Mahim Church aims to go carbon neutral within 2 years

Published on Jun 16, 2022 11:58 PM IST
Mahim church emitted a total of 44 metric tonnes of carbon dioxide equivalent (tCO2eq) emissions in 2021, as per an analysis
The church’s decision is in line with the BMC’s Mumbai Climate Action Plan (MCAP). (Satish Bate/HT Photo)
The church’s decision is in line with the BMC’s Mumbai Climate Action Plan (MCAP). (Satish Bate/HT Photo)
ByPrayag Arora-Desai

Mumbai: One of the oldest churches in the city, St. Michael Church in South Mumbai’s Mahim area, aims to go carbon neutral within the next two years, church spokespersons said. The church has conducted a greenhouse gas (GHG) emissions inventory analysis to assess how it can cut back on the emissions.

An analysis by Mahim resident, frequent churchgoer and environmental engineer Emmanuel D’Silva, revealed that Mahim church emitted a total of 44 metric tonnes of carbon dioxide equivalent (tCO2eq) emissions in 2021, which can be taken as its annual baseline.

Carbon dioxide equivalence is a measure that describes the amount of CO2, for a particular mixture of greenhouse gases, that will have the same global warming potential (GWP) over a given period.

“Not surprisingly, electricity consumption was the biggest contributor to the church’s carbon footprint, emitting 38.52 million tCO2eq per year. Transport, which is usually a big emitter, was not so large in its share, contributing 5.75 tCO2eq annually,” D’Silva said.

This is because many of the church’s visitors and employees live in the vicinity, and simply walk to church or use public transport. Usage of paper stationery and piped gas also contributed a small fraction of the church’s carbon footprint at 0.7 tCO2eq in all. These findings were independently verified by a Hyderabad-based private company working in the climate and energy space.

The church’s decision is in line with the BMC’s Mumbai Climate Action Plan (MCAP), unveiled in March this year, which aims to make the city carbon neutral -- by achieving a state of net zero emissions -- by 2050. This is twenty years ahead of India’s global commitment, made by Prime Minister Narendra Modi at COP26 in Glasgow last November.

Simply put, net-zero means balancing out the greenhouse gases emitted by polluting activities (consumption of electricity, vehicular emissions, waste burning etc.) through sequestration (capturing or storing carbon dioxide).

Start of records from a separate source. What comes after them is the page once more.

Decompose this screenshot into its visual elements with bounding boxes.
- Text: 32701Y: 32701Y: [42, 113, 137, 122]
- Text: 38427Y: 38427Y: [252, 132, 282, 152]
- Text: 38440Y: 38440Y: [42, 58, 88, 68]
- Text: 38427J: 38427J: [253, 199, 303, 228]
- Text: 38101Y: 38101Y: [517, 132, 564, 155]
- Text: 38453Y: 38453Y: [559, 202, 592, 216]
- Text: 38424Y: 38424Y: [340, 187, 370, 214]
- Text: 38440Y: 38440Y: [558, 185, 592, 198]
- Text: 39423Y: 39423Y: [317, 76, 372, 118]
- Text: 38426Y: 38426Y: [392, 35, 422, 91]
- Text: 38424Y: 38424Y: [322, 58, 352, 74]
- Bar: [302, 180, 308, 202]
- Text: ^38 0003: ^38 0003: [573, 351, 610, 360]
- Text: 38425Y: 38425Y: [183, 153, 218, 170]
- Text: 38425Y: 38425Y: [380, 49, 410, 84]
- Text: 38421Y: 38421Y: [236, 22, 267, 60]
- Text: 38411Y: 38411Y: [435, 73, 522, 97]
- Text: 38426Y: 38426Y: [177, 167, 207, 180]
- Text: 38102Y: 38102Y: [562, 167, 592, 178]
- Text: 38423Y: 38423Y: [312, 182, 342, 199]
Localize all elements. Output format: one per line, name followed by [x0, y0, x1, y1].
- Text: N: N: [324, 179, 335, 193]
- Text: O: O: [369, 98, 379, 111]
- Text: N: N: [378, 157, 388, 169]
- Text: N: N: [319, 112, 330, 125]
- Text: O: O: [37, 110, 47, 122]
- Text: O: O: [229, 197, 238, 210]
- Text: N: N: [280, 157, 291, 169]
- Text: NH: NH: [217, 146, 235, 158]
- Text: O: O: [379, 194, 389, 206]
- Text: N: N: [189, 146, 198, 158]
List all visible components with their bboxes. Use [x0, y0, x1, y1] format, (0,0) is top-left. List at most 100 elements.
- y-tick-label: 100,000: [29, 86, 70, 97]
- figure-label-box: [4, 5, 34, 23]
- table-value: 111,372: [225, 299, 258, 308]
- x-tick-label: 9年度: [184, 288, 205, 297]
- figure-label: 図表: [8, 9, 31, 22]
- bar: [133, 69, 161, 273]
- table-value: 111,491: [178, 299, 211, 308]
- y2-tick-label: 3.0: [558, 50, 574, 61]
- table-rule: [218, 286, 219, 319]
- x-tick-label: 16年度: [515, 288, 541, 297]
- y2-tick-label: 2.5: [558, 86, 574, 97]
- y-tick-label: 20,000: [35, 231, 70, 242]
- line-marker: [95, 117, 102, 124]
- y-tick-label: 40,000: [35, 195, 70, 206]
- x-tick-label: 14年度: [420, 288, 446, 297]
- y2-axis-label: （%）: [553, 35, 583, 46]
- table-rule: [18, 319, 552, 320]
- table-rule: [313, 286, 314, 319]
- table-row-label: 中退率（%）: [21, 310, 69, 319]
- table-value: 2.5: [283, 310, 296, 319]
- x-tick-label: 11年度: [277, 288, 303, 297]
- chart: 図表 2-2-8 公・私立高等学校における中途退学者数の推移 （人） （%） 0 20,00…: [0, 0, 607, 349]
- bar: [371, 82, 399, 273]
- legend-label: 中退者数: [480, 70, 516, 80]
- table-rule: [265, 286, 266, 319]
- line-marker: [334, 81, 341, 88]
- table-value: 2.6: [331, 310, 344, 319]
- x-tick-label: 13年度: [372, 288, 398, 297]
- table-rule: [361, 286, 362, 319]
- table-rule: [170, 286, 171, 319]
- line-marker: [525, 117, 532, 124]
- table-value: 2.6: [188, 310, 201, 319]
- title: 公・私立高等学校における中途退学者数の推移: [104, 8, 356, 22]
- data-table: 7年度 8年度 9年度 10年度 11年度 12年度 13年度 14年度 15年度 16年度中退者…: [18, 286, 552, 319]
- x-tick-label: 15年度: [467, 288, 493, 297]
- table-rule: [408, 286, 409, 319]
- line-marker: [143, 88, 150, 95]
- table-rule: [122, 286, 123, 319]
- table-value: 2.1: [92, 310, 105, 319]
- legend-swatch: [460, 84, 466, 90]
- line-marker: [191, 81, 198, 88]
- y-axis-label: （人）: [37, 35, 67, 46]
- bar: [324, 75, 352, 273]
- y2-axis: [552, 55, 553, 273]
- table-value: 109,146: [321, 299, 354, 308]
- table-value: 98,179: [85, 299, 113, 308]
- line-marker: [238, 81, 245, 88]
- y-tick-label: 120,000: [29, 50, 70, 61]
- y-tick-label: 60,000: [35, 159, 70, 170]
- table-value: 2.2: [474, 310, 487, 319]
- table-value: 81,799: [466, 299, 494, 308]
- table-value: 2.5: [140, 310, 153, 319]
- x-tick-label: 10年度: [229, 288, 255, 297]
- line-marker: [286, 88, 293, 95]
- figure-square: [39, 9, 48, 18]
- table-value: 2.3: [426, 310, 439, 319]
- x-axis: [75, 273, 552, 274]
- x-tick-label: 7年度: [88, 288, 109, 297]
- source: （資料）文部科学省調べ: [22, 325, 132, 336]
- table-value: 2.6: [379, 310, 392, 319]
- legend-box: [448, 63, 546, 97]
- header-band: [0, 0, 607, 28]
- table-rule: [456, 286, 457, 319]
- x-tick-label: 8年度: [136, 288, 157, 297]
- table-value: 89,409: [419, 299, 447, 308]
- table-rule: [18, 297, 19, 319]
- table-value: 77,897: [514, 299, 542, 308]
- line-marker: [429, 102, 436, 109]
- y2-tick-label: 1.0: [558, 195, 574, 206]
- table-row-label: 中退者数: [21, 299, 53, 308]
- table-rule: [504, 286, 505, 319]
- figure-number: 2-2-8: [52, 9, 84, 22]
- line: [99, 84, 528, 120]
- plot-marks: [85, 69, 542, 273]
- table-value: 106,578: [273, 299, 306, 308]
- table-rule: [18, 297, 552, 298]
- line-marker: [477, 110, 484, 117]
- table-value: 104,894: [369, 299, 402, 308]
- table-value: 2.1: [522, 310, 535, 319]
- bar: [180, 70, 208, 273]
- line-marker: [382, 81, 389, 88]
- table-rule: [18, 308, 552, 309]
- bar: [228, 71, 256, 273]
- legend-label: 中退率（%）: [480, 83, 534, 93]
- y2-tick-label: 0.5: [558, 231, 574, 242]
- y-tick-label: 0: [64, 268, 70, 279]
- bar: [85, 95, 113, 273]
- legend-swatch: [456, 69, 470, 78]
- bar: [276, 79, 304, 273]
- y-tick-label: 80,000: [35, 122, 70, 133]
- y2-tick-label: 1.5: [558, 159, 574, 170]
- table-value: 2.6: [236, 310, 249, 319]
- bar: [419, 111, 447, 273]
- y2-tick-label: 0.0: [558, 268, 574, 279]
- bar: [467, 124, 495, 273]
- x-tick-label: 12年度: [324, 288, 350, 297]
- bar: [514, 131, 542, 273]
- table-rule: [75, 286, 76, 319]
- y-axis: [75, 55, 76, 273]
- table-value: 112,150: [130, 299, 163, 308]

In theory, this could be done by planting an appropriate amount of trees to offset the church’s 44 million tCO2eq or relying on renewable sources of energy instead of coal-fired power.

Fr Lancy Pinto, parish priest of St. Michael Church, said, “Though our carbon footprint is a small amount by world standards, we hope that our commitment to reducing emissions will encourage other places of worship to think along the same lines. It is our small way of making a difference.”

Fr Pinto also revealed that to offset the church’s footprint, they will be expanding their rooftop solar capacity by between 10 to 20 kilowatts per hour. This is possible, he explained, because the church has a school attached, and the school’s terrace gives them ample space to install additional solar panels.

“We are also considering contributing financially to community-driven, emission-reducing projects. This could mean supporting nature conservation efforts, tree plantations, sustainable agriculture and biogas plants. We are looking at a few options and will make a decision on it soon,” Fr. Pinto added.

St. Michael Church’s emissions footprint is minuscule compared to that of the entire city. As per the BMC’s MCAP, the city emitted an annual carbon load of 23 million tCO2eq in 2019. In simple words, this means that in 2019, each resident of Mumbai emitted approximately 1.8 tonnes of CO2eq greenhouse gases into the atmosphere through broadly three routes, i.e. energy, transport and waste consumption. The widespread sources of these emissions would be thermal (coal-fired) power plants, tailpipe exhaust, and landfills and sewers that emit methane, respectively.

Notably, 72% of the city’s greenhouse gas mix consists of residential, commercial and industrial installations of coal-fired electricity, piped natural gas, liquefied petroleum gas, coal, fuel wood and kerosene. Another 20% is generated from the transport sector and 8% from the waste sector. Mumbai aims to cut these emissions by 30% in the next eight years in the first phase of implementing the MCAP.